Relationships, Superheroism, and Balancing It All
From the get-go, her relationship with girlfriend, Lisa, is challenged by America’s own goals to leave superheroism and start a life as a college student at an academy specifically for people with otherworldly powers. Lisa, with a job tightly tied to her city and a future of her own to determine, decides she can’t tag along. Despite America’s initial fury, she eventually accepts it and saves Lisa after the Chavez Guerrillas kidnap her. It’s a healthy balance, guided by mentors like Storm and Peggy, along with Kate Bishop, and even Lisa herself.
Friendship with Kate
Some of the most compelling scenes in this short series happen between America and long-time friend and confidant Kate Bishop. There’s something unique about their friendship – perhaps how their closeness so often teeters into shippable territory. Beyond the playful flirting, America has a home in Kate in more ways than one: a safety net, an oath keeper, and a loyal friend who will never leave her hanging. In the aftermath of her breakup, America once again turns to Kate.
Focus on Latinidad
While America isn’t from Earth, or really even from the same dimension as many other Marvel heroes, after leaving the Utopian Parallel America travels throughout different places and realities, finding homes within various Latinx communities.
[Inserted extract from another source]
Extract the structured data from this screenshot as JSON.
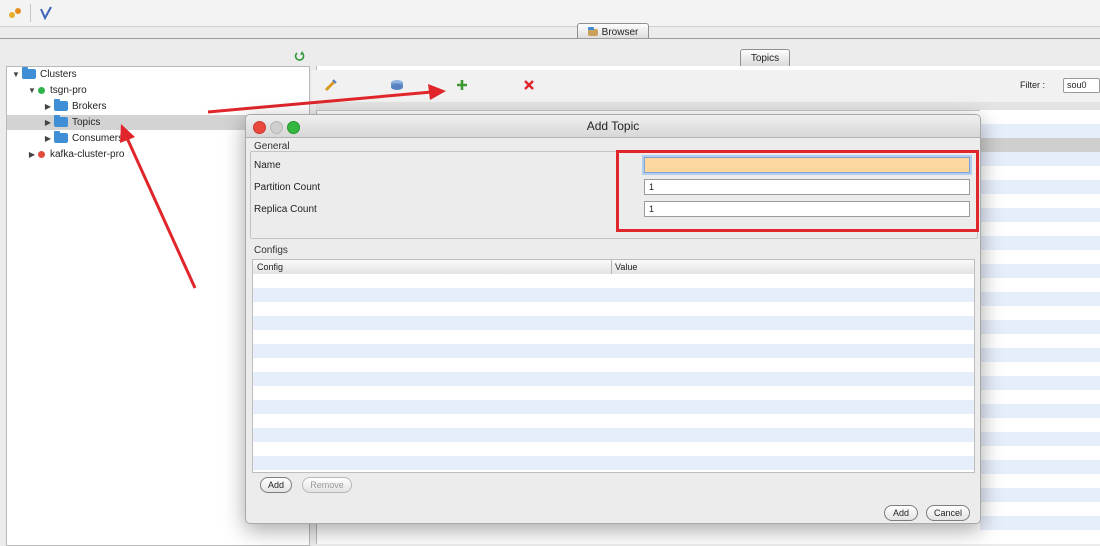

But when it’s time to find out more about herself, we’re given something beyond the stories that many of us feel so familiar with. America’s experiences on the Ancestral Plane give her a smart, honest backstory that creates a whole new world of science fiction and imagination around her Latinidad.
Unrelenting Queerness That Doesn’t Care If You Like It Or Not
From the beautiful sacrifice of love that America’s parents Amalia and Elena make to the presentation of non-binary characters helping America save the day, the LGBTQIA+ community is given a spotlight that doesn’t skew toward the more fearful, safe areas common in many Marvel comics.
In Issue No. 4, America teams up with Prodigy, the LeeluMultipass Phi Theta Betas from her school, and a group of fangirls who call themselves the Chavez Guerillas in order to take down the power that has caused her so much trouble. This series presents queer characters as everyday heroes.
“Be brave, America. Be soft.”
So much of America’s journey is about learning to open up beyond her tough semi-act and let people in – not only physically, but mentally and emotionally. After meeting Madrimar and going on her own spiritual journey, America truly understands what she seems to tell herself within her inner monologues. She’s constantly trying to learn a lesson that she doesn’t even know how to pursue, and while her time with Madrimar opens her powers to a whole new level, it’s her personal growth from wise-cracking tough girl to someone who can feel whole that makes her such a unique character to follow.